Tue Nov 11 12:47:42 EST 2003

At 12:25 PM 11/11/03 -0500, Jim Fulton wrote:
>Tim Peters wrote:
>>[Jim Fulton, on <http://www.python.org/sf/839548>]
>>
>>>...
>>>The theory is that it occurs when a cycle involving a class is broken
>>>by calling the tp_clear slot on a heap type.  I verified this by
>>>setting a gdb break point in Zope 3 and verifying that type_clear was
>>>called while a type still had a ref count much higher than 1.
>> From a purely theoretical point of view, the current behavior is
>>>wrong.
>>
>>It is, but a segfault is more than just pure theory <wink>.
>
>I don't know what your point is here.

It's a joke, laugh.  :)

>>>There is clearly an invariant that tp_mro is not None and
>>>type_clear violates this.  The fix (setting the mro to () in
>>>type_clear, is pretty straightforward.
>>
>>The invariant is that tp_mro is not NULL so long as anyone may reference it.
>>tp_clear believes that tp_mro will never be referenced again, but it's
>>demonstrably wrong in that belief.  The real bug lies there:  why is its
>>belief wrong?
>
>I thought that tp_clear was called to break cycles. Surely, if a class is
>in a cycle, there are references to it.
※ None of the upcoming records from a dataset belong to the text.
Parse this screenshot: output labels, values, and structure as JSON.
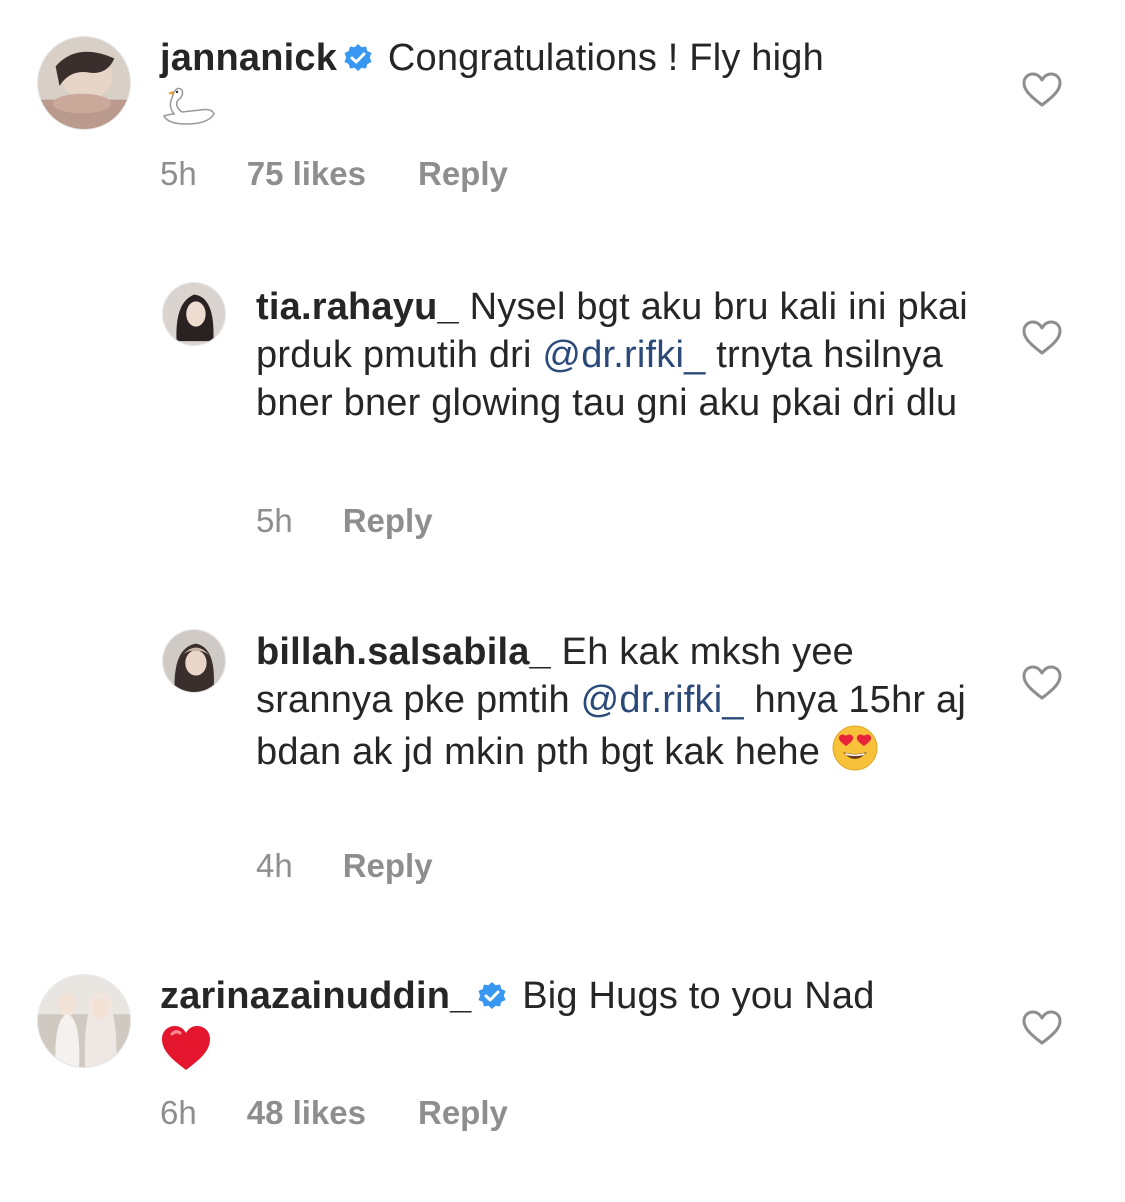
{
  "comments": [
    {
      "username": "jannanick",
      "verified": true,
      "text": "Congratulations ! Fly high",
      "emoji": "swan",
      "time": "5h",
      "likes": "75 likes",
      "reply_label": "Reply"
    },
    {
      "username": "tia.rahayu_",
      "verified": false,
      "text_parts": [
        "Nysel bgt aku bru kali ini pkai prduk pmutih dri ",
        "@dr.rifki_",
        " trnyta hsilnya bner bner glowing tau gni aku pkai dri dlu"
      ],
      "time": "5h",
      "reply_label": "Reply"
    },
    {
      "username": "billah.salsabila_",
      "verified": false,
      "text_parts": [
        "Eh kak mksh yee srannya pke pmtih ",
        "@dr.rifki_",
        " hnya 15hr aj bdan ak jd mkin pth bgt kak hehe "
      ],
      "emoji": "heart-eyes-face",
      "time": "4h",
      "reply_label": "Reply"
    },
    {
      "username": "zarinazainuddin_",
      "verified": true,
      "text": "Big Hugs to you Nad",
      "emoji": "red-heart",
      "time": "6h",
      "likes": "48 likes",
      "reply_label": "Reply"
    }
  ],
  "colors": {
    "text": "#262626",
    "meta": "#8e8e8e",
    "mention": "#2b4a7a",
    "verified": "#3897f0",
    "heart_outline": "#8e8e8e"
  }
}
Why would one assume that none
>of these references are instances?

Actually, the funny thing here is that it's unlikely that the cycle a type 
is in involves its base classes.  The only way I know of in pure Python to 
have such a cycle is to set an attribute of the base class to refer to the 
subclass, which means that clearing each type's dictionary (and other 
metaclass-defined slots, if any) should be sufficient to break the cycle, 
without touching tp_mro.

>>You patched it so that tp_mro doesn't become NULL, thus avoiding the
>>immediate segfault, but until we understand *why* the invariant got
>>violated, it's unclear that the patch is "a fix".  Code is still accessing
>>the MRO after tp_clear is called, but now instead of a segfault it's going
>>to see an empty MRO.  That's also (and clearly so, at least to me)
>>incorrect:  code that tries to access a class's MRO should see the MRO the
>>programmer intended, and no sane class has an empty tuple for its MRO.  So I
>>think the "tp_mro <- ()" patch exchanges gross breakage for subtler
>>breakage.
>
>Surely, the original intent is top break something. ;)
>I'd much rather get an attribute error than a segfault or an
>equally fatal C assertion error.

What's baffling me is what code is accessing the class after tp_clear is 
called.  It can't be a __del__ method, or the cycle collector wouldn't be 
calling tp_clear, right?  Or does it run __del__ methods during shutdown?